4. Fountain of Youth: Guy Ritchie has recently operated at an alarming rate, with seven films and three television shows released since 2020. Fountain of Youth is the result of an overworked auteur who no longer has the ability to elevate a mediocre script with his snappy dialogue or visual flare. Released directly on Apple TV, Fountain of Youth is a poor excuse for an Indiana Jones knock-off with a charisma-free performance by John Krasinski and a baffling appearance by Natalie Portman, whose talents are wasted.
3. In Your Dreams: Netflix has again proven that its core audience is those that passively watch the screen; in the case of a kid’s film like In Your Dreams, there’s no desire to incorporate the type of thoughtful psychology or eye-popping animation that appeared in the year’s better animated films, Zootopia 2 and Arco.
2. Jurassic World Rebirth: There hasn’t been a good Jurassic Park film since 1997’s The Lost World, and there hasn’t been a great one since the 1993 original. Jurassic World Rebirth is the most cynical sequel because it's based on the concept that people no longer care for dinosaurs, and they can only be used to profit pharmaceutical companies. A talented cast that included Scarlett Johansson and Mahershala Ali can’t save a script that has no respect for its audience.

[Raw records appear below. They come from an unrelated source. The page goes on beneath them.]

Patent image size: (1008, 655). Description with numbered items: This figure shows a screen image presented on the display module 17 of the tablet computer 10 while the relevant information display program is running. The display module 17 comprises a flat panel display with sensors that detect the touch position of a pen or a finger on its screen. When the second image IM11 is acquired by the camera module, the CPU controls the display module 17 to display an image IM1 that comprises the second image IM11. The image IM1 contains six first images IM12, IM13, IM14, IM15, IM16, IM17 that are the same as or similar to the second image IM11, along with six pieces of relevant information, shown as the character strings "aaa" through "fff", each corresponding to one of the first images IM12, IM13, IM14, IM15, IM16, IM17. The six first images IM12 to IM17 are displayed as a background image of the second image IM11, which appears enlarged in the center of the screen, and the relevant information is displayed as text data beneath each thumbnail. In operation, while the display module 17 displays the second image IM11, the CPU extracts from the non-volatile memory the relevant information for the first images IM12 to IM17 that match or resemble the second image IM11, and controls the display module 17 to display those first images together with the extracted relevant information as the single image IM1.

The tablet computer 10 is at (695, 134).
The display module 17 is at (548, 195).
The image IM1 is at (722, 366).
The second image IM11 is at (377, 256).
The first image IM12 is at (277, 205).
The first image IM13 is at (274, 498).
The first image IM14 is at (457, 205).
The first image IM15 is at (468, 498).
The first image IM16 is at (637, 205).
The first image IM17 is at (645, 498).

1. The Electric State: After they completed their work on four of the most successful (and arguably best) films in the Marvel Cinematic Universe, Anthony and Joe Russo have come to represent the creative bankruptcy. Their bland adaptation of the graphic novel of the same name, which reportedly cost over $300 million, is lacking in anything beyond the barest recitation of an alternate history in which both humans and machines exist in a vegetative state, lacking any emotion. The film’s explicit sympathy for its garish robot characters is either an amateurish metaphor for race relations or a dubious endorsement of artificial intelligence; it's likely that the Russos aren’t entirely sure. Had The Electric State not faded into obscurity the moment it debuted on Netflix, it could feasibly be ranked alongside Battlefield Earth or Batman & Robin as an all-time disaster.